Dia adalah jantung dan jiwa dari banyak upaya ini, selalu menjadi kekuatan pendorong dalam hal menguasai tantangan baru, menemukan solusi baru, dan menemukan cara baru. Dia bertemu semua orang dengan hormat dan setinggi mata dan selalu jujur ​​pada dirinya sendiri. Ini membuatnya mendapatkan rasa hormat tertinggi di Tanzania dan jauh di luarnya.

Dagma mengatakan dalam pesan persnya bahwa ketika Markus Borner dan keluarga mudanya pindah ke rumah kecil di Taman Nasional Serengeti pada tahun 1983, dia mungkin tidak pernah berpikir bahwa itu akan menjadi inti pelestarian alam. Di sini, ilmuwan terkenal, aktor Hollywood, dan pembuat keputusan politik duduk di beranda sederhananya menikmati gin dan tonik mereka sambil mendengarkannya dan menghargai pendapatnya.

“Dengan pesona Swissnya, tawanya yang menular, dan optimismenya yang jujur, dia menunjukkan kepada kita berulang kali bahwa manusia membutuhkan hutan belantara, bahwa kita harus melindungi apa yang masih ada, dan itu bisa dilakukan,” kata Dagma.

Meskipun penurunan cepat keanekaragaman hayati; hilangnya hutan, sabana, atau terumbu karang; dan hilangnya spesies secara serius, Markus tidak pernah meragukan bahwa melindungi hutan belantara adalah satu-satunya cara yang benar. Ini adalah satu-satunya cara untuk melestarikan masa depan umat manusia.

Namun, pengaruh Markus Borner tidak terbatas pada Serengeti. Bersama dengan banyak mitra di lapangan, ia juga mempengaruhi konservasi di wilayah lain dan selama masa-masa sulit.

Sebagai Direktur FZS Afrika, ia memutuskan untuk memulai sebuah proyek untuk perlindungan gorila gunung di DR Kongo, meskipun kerusuhan sipil sedang berlangsung. Di Zambia, Markus memprakarsai reintroduksi badak hitam ke Luangwa Utara, dan di dataran tinggi Ethiopia, ia mengawasi pendirian proyek FZS untuk perlindungan pegunungan Bale.

Dari Ethiopia hingga Zimbabwe, Markus telah memilih sekutu yang tepat dan membawa orang-orang ke dalam timnya yang, seperti dia, bersemangat dan pragmatis tentang konservasi.
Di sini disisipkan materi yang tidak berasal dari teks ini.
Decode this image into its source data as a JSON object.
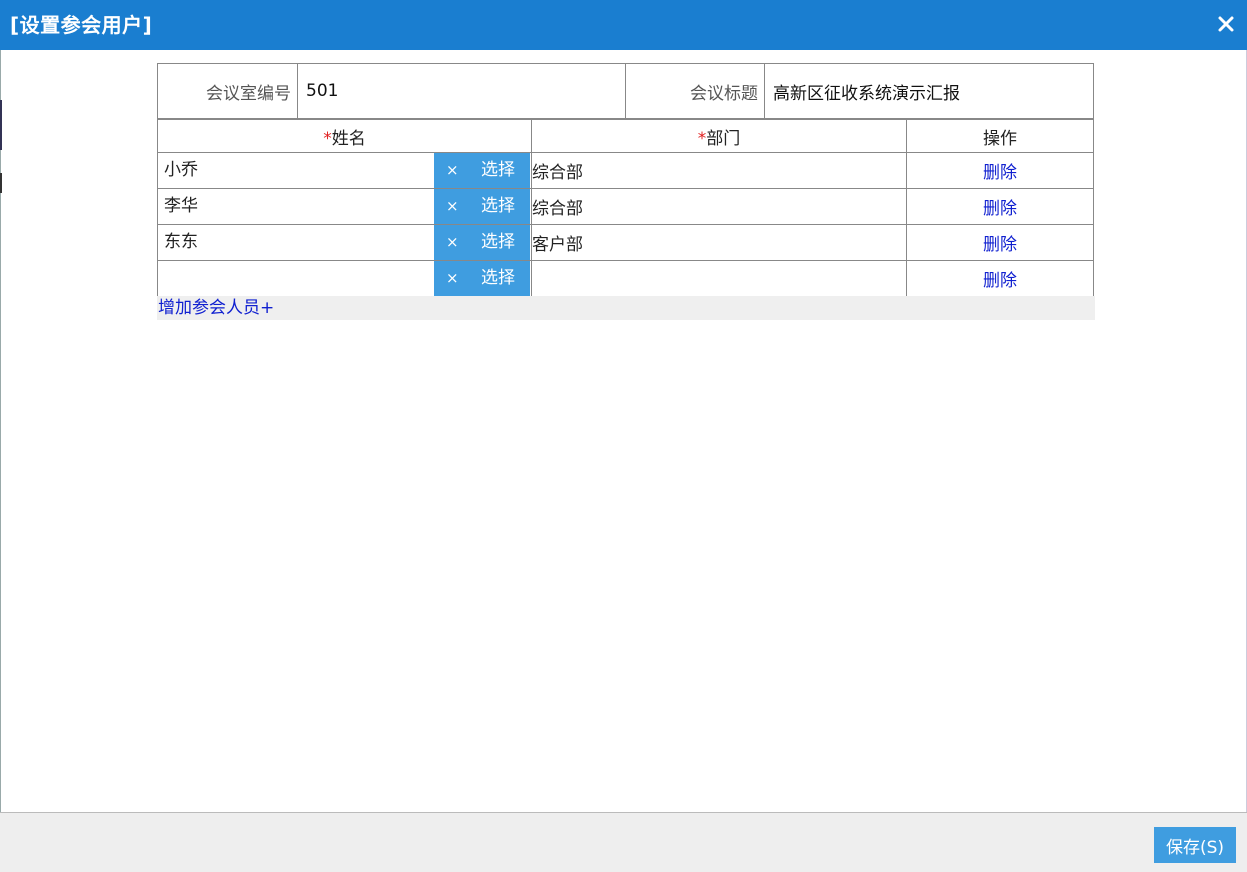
{
  "dialog": {
    "title": "[设置参会用户]"
  },
  "info": {
    "room_label": "会议室编号",
    "room_value": "501",
    "title_label": "会议标题",
    "title_value": "高新区征收系统演示汇报"
  },
  "table": {
    "required_mark": "*",
    "col_name": "姓名",
    "col_dept": "部门",
    "col_op": "操作",
    "clear_symbol": "×",
    "select_label": "选择",
    "delete_label": "删除",
    "rows": [
      {
        "name": "小乔",
        "dept": "综合部"
      },
      {
        "name": "李华",
        "dept": "综合部"
      },
      {
        "name": "东东",
        "dept": "客户部"
      },
      {
        "name": "",
        "dept": ""
      }
    ]
  },
  "add_member_label": "增加参会人员+",
  "footer": {
    "save_label": "保存(S)"
  },
  "colors": {
    "titlebar": "#1a7ed0",
    "button": "#3f9de0",
    "link": "#1020d0",
    "required": "#e02020"
  }
}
“Di masa depan, kehebatan suatu bangsa tidak akan dinilai dari kemajuan teknologi atau prestasinya di bidang arsitektur, seni, atau olahraga, tetapi dari jumlah alam dan keanekaragaman hayati yang dapat diwariskan kepada generasi berikutnya,” Markus Borner pernah berkata.

Pada 2012, Markus pensiun setelah 4 dekade mengabdi di Frankfurt Zoological Society. Tapi cinta untuk Afrika dan hewan liar tidak menghentikannya hanya karena pensiun.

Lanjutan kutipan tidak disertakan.